Here are several actionable steps to breaking down silos within your own organization to unlock the agility and strength that come from collaborative ecosystems.
1. Deployment of the multipurpose, multi-tenant portal platform
Enabling and encouraging collaboration among teams and departments isn’t only helpful – it is crucial. Eliminating the need to switch between dedicated collaborative tools like Outlook, Teams, or Slack provides a seamless experience within the business apps themselves. A unified, multi-tenant portal should serve as a hub connecting customers, vendors and other business partners. Such a portal allows all these parties to upload, view, approve and process orders and payments. It’s a many-to-many relationship, similar to a bustling terminus station, where individuals from anywhere can converge, depart and meet in one central location.
2. Automated workflows to encourage visibility and cohesion
Operational inefficiencies arise when organizational parts fail to connect, hindering team cohesion, causing costly errors, and reemphasizing the need for continuous alignment and dialogue. Conflicting goals and priorities among team members can lead to individualistic approaches, hindering team cohesion and creating a sense of disconnection. CFOs, in particular, face the challenge of preventing such “silo consequences.” Luckily, technology can automate a great many workflows as well as reduce errors commonly caused by human oversight. Further, automated workflows support greater visibility across finance, marketing, and sales, allowing CFOs to more quickly assess which tactics (and the associated expenses) produce the most impactful, positive results — and which do not.
3. Centralized platforms that provide targeted training and clear objectives
When combined with clear directives, digital tools become catalysts for smooth operations, offering space for high-level thought and collaboration within and between teams. To tackle the issue of conflicting goals, as mentioned earlier, CFOs can introduce a centralized platform on which to align objectives and provide comprehensive (and, in some cases, cross-functional) training. Such technology platforms act as a connector to enable and foster collaboration, which in turn streamlines operations, bridges gaps and drives success organization-wide.
4. Collaboration on the inside begets collaboration with those on the outside
Internal collaboration lies at the heart of a successful organization. Yet, it is essential to recognize that the true potential of collaboration extends far beyond these departments or even corporate walls. To achieve long-term resilience, fostering collaborative relationships throughout your entire business ecosystem is paramount: between individual team members, between departments across the organization, and out to your vendors, suppliers, and other partners.
Prioritizing people and partnerships is worth the effort
Building a collaborative ecosystem that prioritizes mutual benefits is like laying down a robust train track system for long-term resilience.

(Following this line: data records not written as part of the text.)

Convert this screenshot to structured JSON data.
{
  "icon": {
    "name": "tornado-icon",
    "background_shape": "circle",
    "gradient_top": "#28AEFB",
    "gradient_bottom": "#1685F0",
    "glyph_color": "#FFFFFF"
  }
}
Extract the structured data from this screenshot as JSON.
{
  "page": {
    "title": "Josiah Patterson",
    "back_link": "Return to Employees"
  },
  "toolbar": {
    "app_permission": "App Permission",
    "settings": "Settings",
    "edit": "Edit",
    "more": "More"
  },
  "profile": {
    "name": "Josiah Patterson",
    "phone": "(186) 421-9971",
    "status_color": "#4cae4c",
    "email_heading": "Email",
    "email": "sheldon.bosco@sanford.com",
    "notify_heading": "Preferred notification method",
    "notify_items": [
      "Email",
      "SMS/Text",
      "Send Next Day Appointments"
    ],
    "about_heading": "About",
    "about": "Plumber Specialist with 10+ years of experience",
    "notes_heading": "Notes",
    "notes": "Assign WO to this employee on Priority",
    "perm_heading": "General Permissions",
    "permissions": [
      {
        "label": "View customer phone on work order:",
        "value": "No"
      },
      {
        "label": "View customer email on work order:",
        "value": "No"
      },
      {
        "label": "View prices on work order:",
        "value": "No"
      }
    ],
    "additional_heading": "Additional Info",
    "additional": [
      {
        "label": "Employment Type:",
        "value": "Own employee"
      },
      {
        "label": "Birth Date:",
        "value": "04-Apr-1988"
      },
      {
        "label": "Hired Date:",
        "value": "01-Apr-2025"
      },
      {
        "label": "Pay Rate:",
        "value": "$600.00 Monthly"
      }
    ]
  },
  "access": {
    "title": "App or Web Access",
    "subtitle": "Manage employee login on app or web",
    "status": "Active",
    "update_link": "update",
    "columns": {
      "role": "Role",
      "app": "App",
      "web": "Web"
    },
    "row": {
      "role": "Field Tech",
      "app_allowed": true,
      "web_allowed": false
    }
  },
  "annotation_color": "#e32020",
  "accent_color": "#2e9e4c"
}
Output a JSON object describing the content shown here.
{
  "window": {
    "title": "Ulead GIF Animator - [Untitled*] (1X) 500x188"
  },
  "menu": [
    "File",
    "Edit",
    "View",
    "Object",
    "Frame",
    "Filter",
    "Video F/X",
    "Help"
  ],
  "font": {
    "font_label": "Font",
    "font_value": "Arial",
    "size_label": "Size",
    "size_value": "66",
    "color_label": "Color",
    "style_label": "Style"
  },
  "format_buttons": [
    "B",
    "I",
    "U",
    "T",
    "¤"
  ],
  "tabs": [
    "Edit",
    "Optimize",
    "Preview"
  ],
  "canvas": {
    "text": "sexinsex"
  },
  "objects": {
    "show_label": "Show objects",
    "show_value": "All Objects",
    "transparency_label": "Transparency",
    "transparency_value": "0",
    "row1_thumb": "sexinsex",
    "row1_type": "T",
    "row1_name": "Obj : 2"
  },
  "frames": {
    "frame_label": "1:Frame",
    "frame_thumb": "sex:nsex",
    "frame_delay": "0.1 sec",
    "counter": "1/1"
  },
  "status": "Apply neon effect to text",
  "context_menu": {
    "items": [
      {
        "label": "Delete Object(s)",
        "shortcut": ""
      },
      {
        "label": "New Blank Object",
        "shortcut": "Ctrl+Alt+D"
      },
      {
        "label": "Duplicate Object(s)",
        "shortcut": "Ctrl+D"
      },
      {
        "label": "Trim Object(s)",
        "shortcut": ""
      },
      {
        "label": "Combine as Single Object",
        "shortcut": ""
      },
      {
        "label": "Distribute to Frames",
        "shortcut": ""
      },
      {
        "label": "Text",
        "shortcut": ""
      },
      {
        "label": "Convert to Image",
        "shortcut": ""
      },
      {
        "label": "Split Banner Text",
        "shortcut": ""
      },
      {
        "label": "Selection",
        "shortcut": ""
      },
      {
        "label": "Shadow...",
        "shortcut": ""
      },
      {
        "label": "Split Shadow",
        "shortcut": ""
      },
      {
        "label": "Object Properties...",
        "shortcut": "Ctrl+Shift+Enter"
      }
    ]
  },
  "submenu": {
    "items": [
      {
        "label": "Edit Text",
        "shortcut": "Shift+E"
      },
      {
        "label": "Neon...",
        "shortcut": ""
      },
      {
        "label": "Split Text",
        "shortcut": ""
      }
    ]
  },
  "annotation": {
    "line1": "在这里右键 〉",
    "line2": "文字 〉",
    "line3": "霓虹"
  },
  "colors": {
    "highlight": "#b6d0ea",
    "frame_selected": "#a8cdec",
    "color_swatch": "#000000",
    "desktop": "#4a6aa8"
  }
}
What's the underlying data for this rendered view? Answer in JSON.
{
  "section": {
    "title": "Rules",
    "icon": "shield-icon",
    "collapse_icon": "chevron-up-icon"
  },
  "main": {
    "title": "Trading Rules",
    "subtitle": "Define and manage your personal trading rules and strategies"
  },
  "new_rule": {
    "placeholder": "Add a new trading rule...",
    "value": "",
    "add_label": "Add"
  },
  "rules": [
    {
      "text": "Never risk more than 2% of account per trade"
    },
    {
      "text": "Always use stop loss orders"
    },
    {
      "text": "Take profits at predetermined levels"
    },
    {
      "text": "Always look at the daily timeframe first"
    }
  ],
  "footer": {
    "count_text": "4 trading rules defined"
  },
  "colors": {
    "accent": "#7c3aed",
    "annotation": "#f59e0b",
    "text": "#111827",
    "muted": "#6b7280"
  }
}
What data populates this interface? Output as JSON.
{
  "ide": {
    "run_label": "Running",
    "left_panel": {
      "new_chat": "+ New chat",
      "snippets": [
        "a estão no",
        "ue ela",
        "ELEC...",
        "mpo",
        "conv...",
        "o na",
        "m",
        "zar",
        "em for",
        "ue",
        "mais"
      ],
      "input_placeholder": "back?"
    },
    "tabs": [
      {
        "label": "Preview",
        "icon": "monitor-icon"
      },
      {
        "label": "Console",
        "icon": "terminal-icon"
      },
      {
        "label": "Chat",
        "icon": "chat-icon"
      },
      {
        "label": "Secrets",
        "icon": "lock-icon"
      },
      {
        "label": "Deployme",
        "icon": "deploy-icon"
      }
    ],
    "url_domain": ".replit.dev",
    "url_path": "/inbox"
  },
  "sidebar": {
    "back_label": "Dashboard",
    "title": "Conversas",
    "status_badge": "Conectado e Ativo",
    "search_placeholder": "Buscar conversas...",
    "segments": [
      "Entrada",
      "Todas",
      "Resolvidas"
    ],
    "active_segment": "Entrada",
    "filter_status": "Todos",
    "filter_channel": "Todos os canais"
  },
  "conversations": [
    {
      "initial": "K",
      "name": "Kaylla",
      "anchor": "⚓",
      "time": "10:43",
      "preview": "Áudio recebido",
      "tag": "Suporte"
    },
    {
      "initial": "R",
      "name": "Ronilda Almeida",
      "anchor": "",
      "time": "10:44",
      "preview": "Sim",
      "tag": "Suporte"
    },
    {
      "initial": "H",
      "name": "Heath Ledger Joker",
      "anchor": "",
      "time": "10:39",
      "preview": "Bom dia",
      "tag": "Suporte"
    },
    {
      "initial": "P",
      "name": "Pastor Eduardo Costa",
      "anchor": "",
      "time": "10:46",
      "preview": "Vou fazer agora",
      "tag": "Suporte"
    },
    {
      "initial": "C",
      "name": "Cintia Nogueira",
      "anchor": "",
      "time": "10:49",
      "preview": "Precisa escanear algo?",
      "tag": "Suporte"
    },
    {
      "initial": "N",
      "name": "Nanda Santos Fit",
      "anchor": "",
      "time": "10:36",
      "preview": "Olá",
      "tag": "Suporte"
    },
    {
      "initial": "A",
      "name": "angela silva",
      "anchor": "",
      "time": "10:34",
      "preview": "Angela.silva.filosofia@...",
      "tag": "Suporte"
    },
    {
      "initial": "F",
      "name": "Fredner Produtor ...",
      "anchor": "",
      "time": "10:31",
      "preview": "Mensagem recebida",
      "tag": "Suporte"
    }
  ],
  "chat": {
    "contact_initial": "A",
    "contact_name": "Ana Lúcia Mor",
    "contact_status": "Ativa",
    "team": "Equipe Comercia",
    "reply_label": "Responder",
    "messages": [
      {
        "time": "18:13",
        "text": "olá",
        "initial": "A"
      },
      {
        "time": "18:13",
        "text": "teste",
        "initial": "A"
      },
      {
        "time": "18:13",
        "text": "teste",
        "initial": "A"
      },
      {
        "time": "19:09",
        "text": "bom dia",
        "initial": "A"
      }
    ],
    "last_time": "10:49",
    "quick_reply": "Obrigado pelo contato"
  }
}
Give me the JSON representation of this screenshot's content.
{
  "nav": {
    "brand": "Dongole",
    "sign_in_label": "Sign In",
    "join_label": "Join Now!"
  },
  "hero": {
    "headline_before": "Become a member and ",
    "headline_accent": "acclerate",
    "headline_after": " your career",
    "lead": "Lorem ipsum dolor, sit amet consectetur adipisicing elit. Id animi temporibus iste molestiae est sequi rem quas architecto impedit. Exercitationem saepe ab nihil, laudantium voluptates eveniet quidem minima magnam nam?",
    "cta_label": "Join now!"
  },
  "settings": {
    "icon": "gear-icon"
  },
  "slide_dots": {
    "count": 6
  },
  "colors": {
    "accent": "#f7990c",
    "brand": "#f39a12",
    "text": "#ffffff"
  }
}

By embracing collaboration beyond internal departments, we connect different tracks, tapping into collective strengths and adapting to evolving market demands.
Breaking down silos between people, departments, and business partners by insisting on collaboration (as opposed to compartmentalization) doesn’t just happen, however. It takes dedication, persistence, and technology that seamlessly enables, facilitates, and encourages sharing, both of personal communications but also the relevant data and insights from other systems. It is the absence of traditional silos that will keep everyone collectively on the tracks and moving forward.